President Akufo-Addo’s comments on the ‘cash for seat’ saga despite it being probed by a parliamentary committee are unacceptable, renowned legal practitioner, Prof. H. Kwesi Prempeh has said.
President Akufo-Addo in his encounter with the media at the Flagstaff House Wednesday described the allegation as flimsy and irresponsible.
“In fact, I think that the position that I have taken potentially…could lend me into a lot of problems which is to say that any allegation that is made against any appointee of mine will be investigated.
“And that opens you up for having to investigate even the flimsiest and irresponsible allegations that are made. …like for instance what is going on in parliament now,” the President said.
But reacting to the president’s comments in an interview with Starr News’ Atiewin Mbillah-Lawson Prof. Prempeh argued that the committee’s work is critical to deepening the country’s democracy.

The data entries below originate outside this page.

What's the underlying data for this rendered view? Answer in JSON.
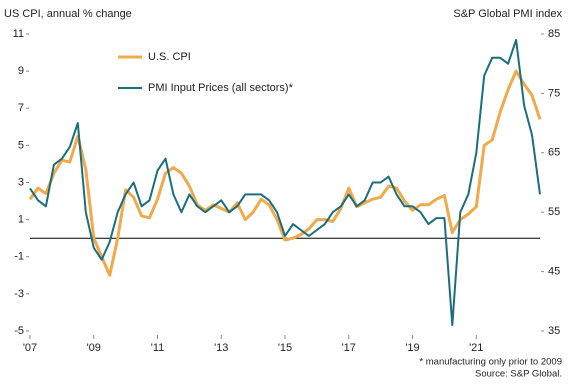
{
  "chart_data": {
    "type": "line",
    "y_title": "US CPI, annual % change",
    "y2_title": "S&P Global PMI index",
    "footnote": "* manufacturing only prior to 2009",
    "source": "Source: S&P Global.",
    "x": [
      2007,
      2007.25,
      2007.5,
      2007.75,
      2008,
      2008.25,
      2008.5,
      2008.75,
      2009,
      2009.25,
      2009.5,
      2009.75,
      2010,
      2010.25,
      2010.5,
      2010.75,
      2011,
      2011.25,
      2011.5,
      2011.75,
      2012,
      2012.25,
      2012.5,
      2012.75,
      2013,
      2013.25,
      2013.5,
      2013.75,
      2014,
      2014.25,
      2014.5,
      2014.75,
      2015,
      2015.25,
      2015.5,
      2015.75,
      2016,
      2016.25,
      2016.5,
      2016.75,
      2017,
      2017.25,
      2017.5,
      2017.75,
      2018,
      2018.25,
      2018.5,
      2018.75,
      2019,
      2019.25,
      2019.5,
      2019.75,
      2020,
      2020.25,
      2020.5,
      2020.75,
      2021,
      2021.25,
      2021.5,
      2021.75,
      2022,
      2022.25,
      2022.5,
      2022.75,
      2023
    ],
    "series": [
      {
        "name": "U.S. CPI",
        "color": "#f0a94b",
        "axis": "y",
        "values": [
          2.1,
          2.7,
          2.4,
          3.5,
          4.2,
          4.1,
          5.5,
          3.7,
          0.0,
          -1.0,
          -2.0,
          0.0,
          2.6,
          2.2,
          1.2,
          1.1,
          2.1,
          3.5,
          3.8,
          3.5,
          2.8,
          1.8,
          1.5,
          1.8,
          1.6,
          1.4,
          1.9,
          1.0,
          1.4,
          2.1,
          1.8,
          1.0,
          -0.1,
          0.0,
          0.2,
          0.5,
          1.0,
          1.0,
          0.9,
          1.6,
          2.7,
          1.7,
          1.9,
          2.1,
          2.2,
          2.8,
          2.7,
          2.0,
          1.5,
          1.8,
          1.8,
          2.1,
          2.3,
          0.3,
          1.0,
          1.3,
          1.7,
          5.0,
          5.3,
          6.8,
          8.0,
          9.0,
          8.3,
          7.7,
          6.4
        ]
      },
      {
        "name": "PMI Input Prices (all sectors)*",
        "color": "#1b6e7d",
        "axis": "y2",
        "values": [
          59,
          57,
          56,
          63,
          64,
          66,
          70,
          55,
          49,
          47,
          50,
          55,
          58,
          60,
          56,
          57,
          62,
          64,
          58,
          55,
          58,
          56,
          55,
          56,
          57,
          55,
          56,
          58,
          58,
          58,
          57,
          55,
          51,
          53,
          52,
          51,
          52,
          53,
          55,
          56,
          58,
          56,
          57,
          60,
          60,
          61,
          58,
          56,
          56,
          55,
          53,
          54,
          54,
          36,
          55,
          58,
          65,
          78,
          81,
          81,
          80,
          84,
          73,
          68,
          58
        ]
      }
    ],
    "xlim": [
      2007,
      2023
    ],
    "xticks": [
      {
        "value": 2007,
        "label": "'07"
      },
      {
        "value": 2009,
        "label": "'09"
      },
      {
        "value": 2011,
        "label": "'11"
      },
      {
        "value": 2013,
        "label": "'13"
      },
      {
        "value": 2015,
        "label": "'15"
      },
      {
        "value": 2017,
        "label": "'17"
      },
      {
        "value": 2019,
        "label": "'19"
      },
      {
        "value": 2021,
        "label": "'21"
      }
    ],
    "ylim": [
      -5,
      11
    ],
    "yticks": [
      -5,
      -3,
      -1,
      1,
      3,
      5,
      7,
      9,
      11
    ],
    "y2lim": [
      35,
      85
    ],
    "y2ticks": [
      35,
      45,
      55,
      65,
      75,
      85
    ],
    "legend": "top-left"
  }
}
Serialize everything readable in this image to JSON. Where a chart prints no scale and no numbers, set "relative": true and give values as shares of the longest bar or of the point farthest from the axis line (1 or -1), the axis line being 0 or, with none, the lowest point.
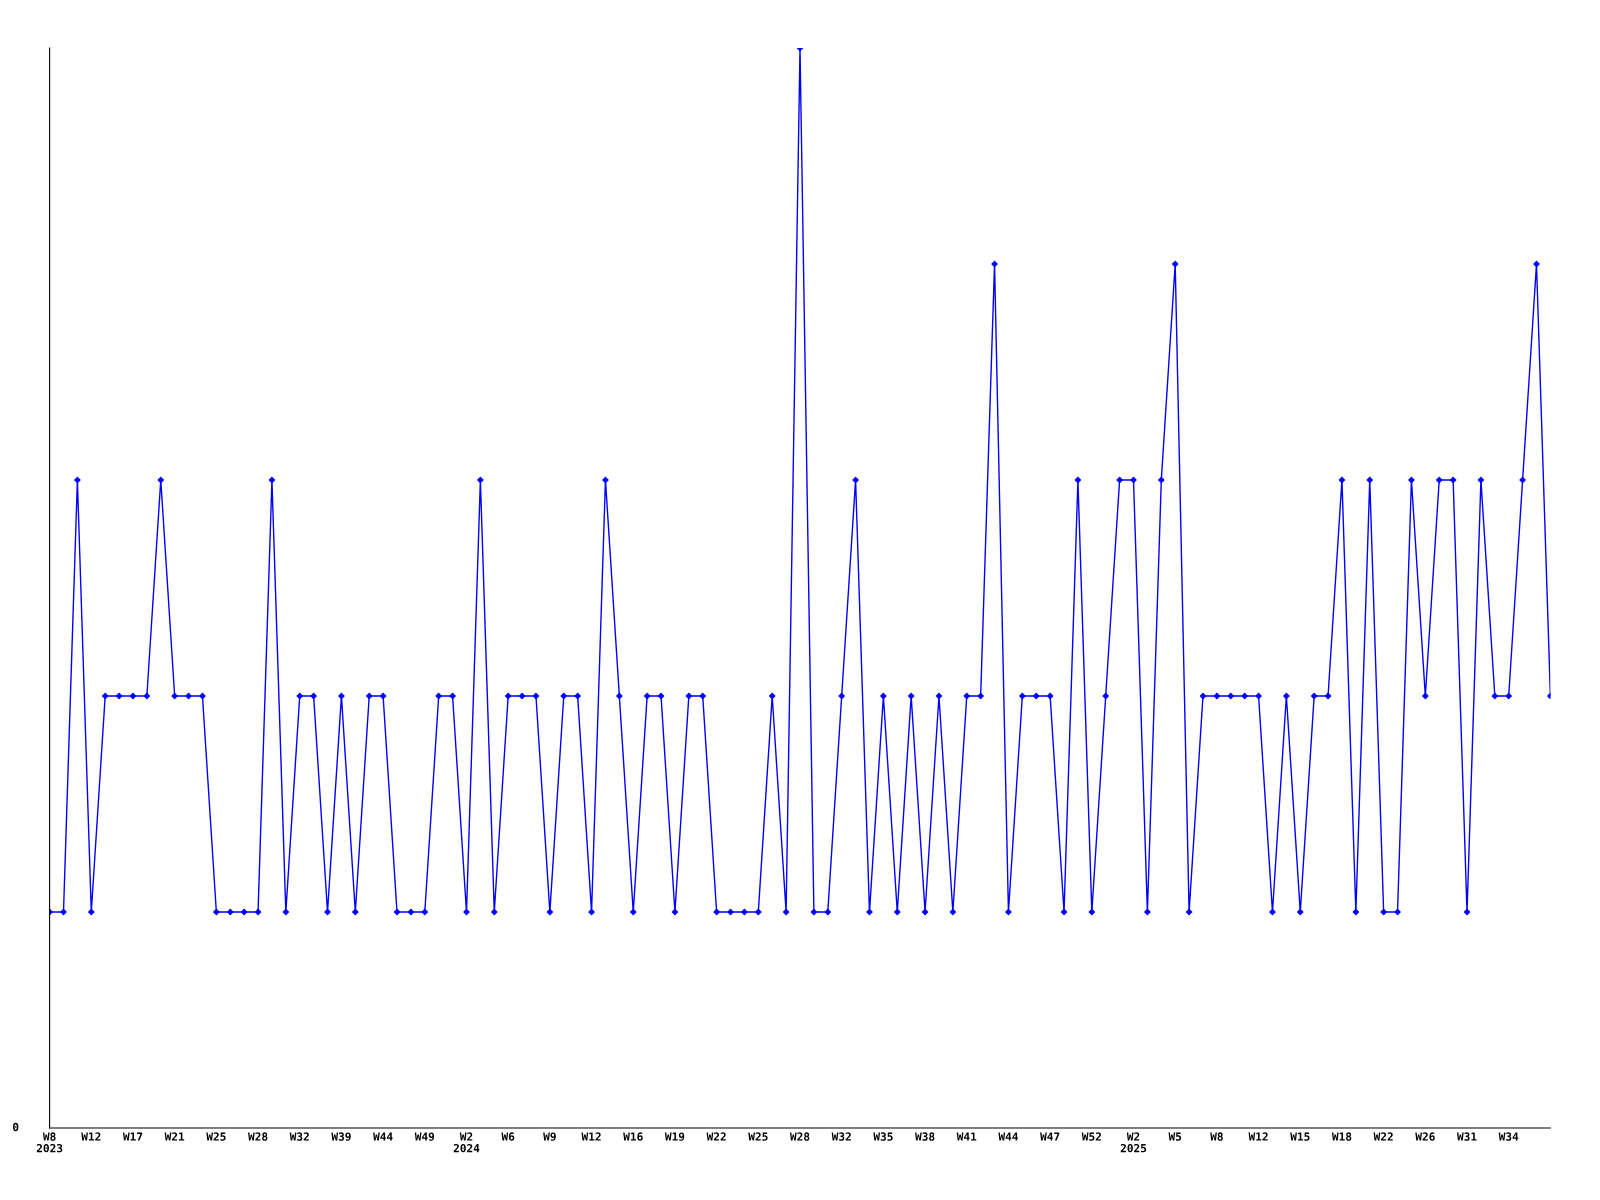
{
  "chart_data": {
    "type": "line",
    "relative": true,
    "marker": "diamond",
    "line_style": "solid",
    "grid": false,
    "legend": false,
    "categories": [
      "W8\n2023",
      null,
      null,
      "W12",
      null,
      null,
      "W17",
      null,
      null,
      "W21",
      null,
      null,
      "W25",
      null,
      null,
      "W28",
      null,
      null,
      "W32",
      null,
      null,
      "W39",
      null,
      null,
      "W44",
      null,
      null,
      "W49",
      null,
      null,
      "W2\n2024",
      null,
      null,
      "W6",
      null,
      null,
      "W9",
      null,
      null,
      "W12",
      null,
      null,
      "W16",
      null,
      null,
      "W19",
      null,
      null,
      "W22",
      null,
      null,
      "W25",
      null,
      null,
      "W28",
      null,
      null,
      "W32",
      null,
      null,
      "W35",
      null,
      null,
      "W38",
      null,
      null,
      "W41",
      null,
      null,
      "W44",
      null,
      null,
      "W47",
      null,
      null,
      "W52",
      null,
      null,
      "W2\n2025",
      null,
      null,
      "W5",
      null,
      null,
      "W8",
      null,
      null,
      "W12",
      null,
      null,
      "W15",
      null,
      null,
      "W18",
      null,
      null,
      "W22",
      null,
      null,
      "W26",
      null,
      null,
      "W31",
      null,
      null,
      "W34",
      null,
      null,
      null
    ],
    "series": [
      {
        "color": "#0000ff",
        "values": [
          0.2,
          0.2,
          0.6,
          0.2,
          0.4,
          0.4,
          0.4,
          0.4,
          0.6,
          0.4,
          0.4,
          0.4,
          0.2,
          0.2,
          0.2,
          0.2,
          0.6,
          0.2,
          0.4,
          0.4,
          0.2,
          0.4,
          0.2,
          0.4,
          0.4,
          0.2,
          0.2,
          0.2,
          0.4,
          0.4,
          0.2,
          0.6,
          0.2,
          0.4,
          0.4,
          0.4,
          0.2,
          0.4,
          0.4,
          0.2,
          0.6,
          0.4,
          0.2,
          0.4,
          0.4,
          0.2,
          0.4,
          0.4,
          0.2,
          0.2,
          0.2,
          0.2,
          0.4,
          0.2,
          1.0,
          0.2,
          0.2,
          0.4,
          0.6,
          0.2,
          0.4,
          0.2,
          0.4,
          0.2,
          0.4,
          0.2,
          0.4,
          0.4,
          0.8,
          0.2,
          0.4,
          0.4,
          0.4,
          0.2,
          0.6,
          0.2,
          0.4,
          0.6,
          0.6,
          0.2,
          0.6,
          0.8,
          0.2,
          0.4,
          0.4,
          0.4,
          0.4,
          0.4,
          0.2,
          0.4,
          0.2,
          0.4,
          0.4,
          0.6,
          0.2,
          0.6,
          0.2,
          0.2,
          0.6,
          0.4,
          0.6,
          0.6,
          0.2,
          0.6,
          0.4,
          0.4,
          0.6,
          0.8,
          0.4
        ]
      }
    ],
    "annotations": [
      "0"
    ]
  }
}
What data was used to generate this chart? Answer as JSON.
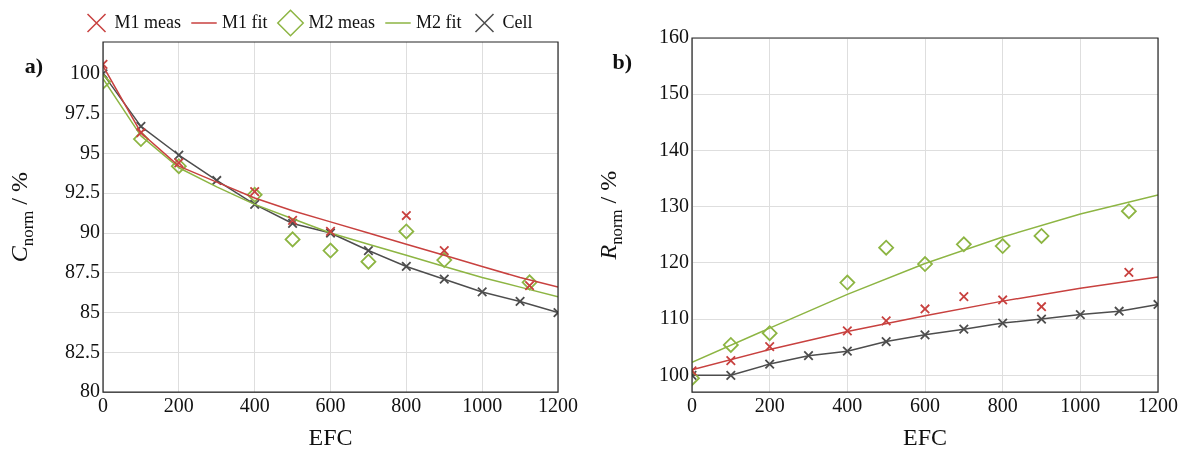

“….I think that parliament has a role. The parliamentary probe is definitely necessary. Parliament’s job is to oversee the executive including…matters like this,” he stated.
He added, “I don’t think that I would have advised that kind of choice of words. Especially, after he has taken credit for the NPP having done something that the previous administration had never done using parliament [which is] that we have allowed a parliamentary investigation to go on. He cannot say that and then turn around and say it is flimsy.”
Touching on the president’s unbendable conviction that the Trade Minister did nothing wrong in the ‘cash-for-seat’ saga, he said “pronouncing your men and women free of corruption are not always the right thing to do because there are a lot that the President may not know, may not hear and may not see.”
“If you take up on yourself to clear your Ministers of wrong doing it becomes difficult for any citizen to really move forward with any other allegation because the president is always going to support his Ministers.
“So that’s the impression you create that the president is always going to support his Ministers and clear them because if a Minister is seen as corrupt it reflects poorly on the president who chose that person,” he added.